Question

I have two classes that loosely take the form below:

class Foo:

    def __init__(self, foo):
        self.__foo = foo


class Bar(Foo):

    def bar(self):
        print self.__foo

When I try to invoke the bar method on an instance of Bar, it fails.

b = Bar('foobar')    
b.bar()

Result:

Traceback (most recent call last):
  File "foobar.py", line 14, in <module>
    b.bar()
  File "foobar.py", line 10, in bar
    print self.__foo
AttributeError: Bar instance has no attribute '_Bar__foo'

My understanding is that this code should work based on two other questions, why doesn't it?

Was it helpful?

Solution

Simple. __foo contains 2 underscores in the beginning, so it's assumed to be class-private method and it's transformed into _Classname__method.

When you request access to the attribute named as such on Bar object it asks Bar class if it has this method (not Foo class), so self.__foo is always the same as self._Bar__foo.

From the documentation:

When an identifier that textually occurs in a class definition begins with two or more underscore characters and does not end in two or more underscores, it is considered a private name of that class. Private names are transformed to a longer form before code is generated for them. The transformation inserts the class name, with leading underscores removed and a single underscore inserted, in front of the name. For example, the identifier __spam occurring in a class named Ham will be transformed to _Ham__spam.

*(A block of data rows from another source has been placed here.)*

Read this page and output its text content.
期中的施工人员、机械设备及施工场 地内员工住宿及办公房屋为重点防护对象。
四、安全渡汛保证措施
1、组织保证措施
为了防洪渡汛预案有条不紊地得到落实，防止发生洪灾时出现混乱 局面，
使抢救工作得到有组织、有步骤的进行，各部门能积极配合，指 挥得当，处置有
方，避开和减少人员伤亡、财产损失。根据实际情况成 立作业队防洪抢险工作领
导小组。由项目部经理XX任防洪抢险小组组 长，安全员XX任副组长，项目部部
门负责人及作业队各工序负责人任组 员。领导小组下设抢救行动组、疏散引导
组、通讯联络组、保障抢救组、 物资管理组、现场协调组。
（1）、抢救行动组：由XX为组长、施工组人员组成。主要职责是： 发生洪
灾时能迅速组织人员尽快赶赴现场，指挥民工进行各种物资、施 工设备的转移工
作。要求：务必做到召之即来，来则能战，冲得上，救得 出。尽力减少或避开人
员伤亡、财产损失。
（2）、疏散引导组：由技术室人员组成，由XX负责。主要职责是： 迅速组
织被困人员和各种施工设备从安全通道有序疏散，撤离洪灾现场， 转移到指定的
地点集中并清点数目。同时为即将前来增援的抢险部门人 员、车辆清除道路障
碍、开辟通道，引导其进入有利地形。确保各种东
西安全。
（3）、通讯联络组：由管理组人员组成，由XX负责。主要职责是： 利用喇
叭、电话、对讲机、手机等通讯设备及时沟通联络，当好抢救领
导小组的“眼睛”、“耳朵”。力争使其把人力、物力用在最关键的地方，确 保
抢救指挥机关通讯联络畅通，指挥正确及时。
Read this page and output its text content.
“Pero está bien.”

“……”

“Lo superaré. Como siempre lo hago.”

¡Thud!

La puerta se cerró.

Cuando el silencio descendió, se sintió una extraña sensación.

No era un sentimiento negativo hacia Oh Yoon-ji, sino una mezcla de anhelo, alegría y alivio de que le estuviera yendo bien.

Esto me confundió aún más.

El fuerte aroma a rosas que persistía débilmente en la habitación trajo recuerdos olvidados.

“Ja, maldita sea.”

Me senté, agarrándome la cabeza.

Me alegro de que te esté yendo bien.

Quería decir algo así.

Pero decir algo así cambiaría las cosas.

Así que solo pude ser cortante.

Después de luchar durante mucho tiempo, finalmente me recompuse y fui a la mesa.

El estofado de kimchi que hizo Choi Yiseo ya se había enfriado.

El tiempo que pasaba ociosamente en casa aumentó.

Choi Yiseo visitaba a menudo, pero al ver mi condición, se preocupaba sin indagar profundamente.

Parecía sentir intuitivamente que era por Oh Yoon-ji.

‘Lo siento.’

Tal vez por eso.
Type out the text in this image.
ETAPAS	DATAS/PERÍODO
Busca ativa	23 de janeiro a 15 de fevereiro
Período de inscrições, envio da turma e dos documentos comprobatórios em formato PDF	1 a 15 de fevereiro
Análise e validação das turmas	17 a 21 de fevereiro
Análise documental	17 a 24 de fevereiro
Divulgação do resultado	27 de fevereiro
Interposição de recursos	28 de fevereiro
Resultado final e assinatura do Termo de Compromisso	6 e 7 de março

If you modify your code slightly

class Foo:
    def __init__(self, foo):
        self.__foo = foo
        assert hasattr(self, '_Foo__foo'), 'Attribute has been just created'


class Bar(Foo):
    def bar(self):
        assert hasattr(self, '_Foo__foo'), 'No errors, thanks to inheritance'

assert statements will not cause any AssertionErrors.

Add __getattribute__ method to Bar class to capture all requests to Bar objects:

class Bar(Foo):

    def bar(self):
        print('Accessing __foo from bar')
        print(self.__foo)

    def __getattribute__(self, name):
        print('Requested', name)
        return super().__getattribute__(name)

b = Bar('foobar')
b.bar()

There will be 3 lines (apart from AttributeError) in the output:

Requested bar
Accessing __foo from bar
Requested _Bar__foo # AttributeError follows

As you can see, if attribute you are requesting has 2 leading underscores, Python is renaming it on the fly.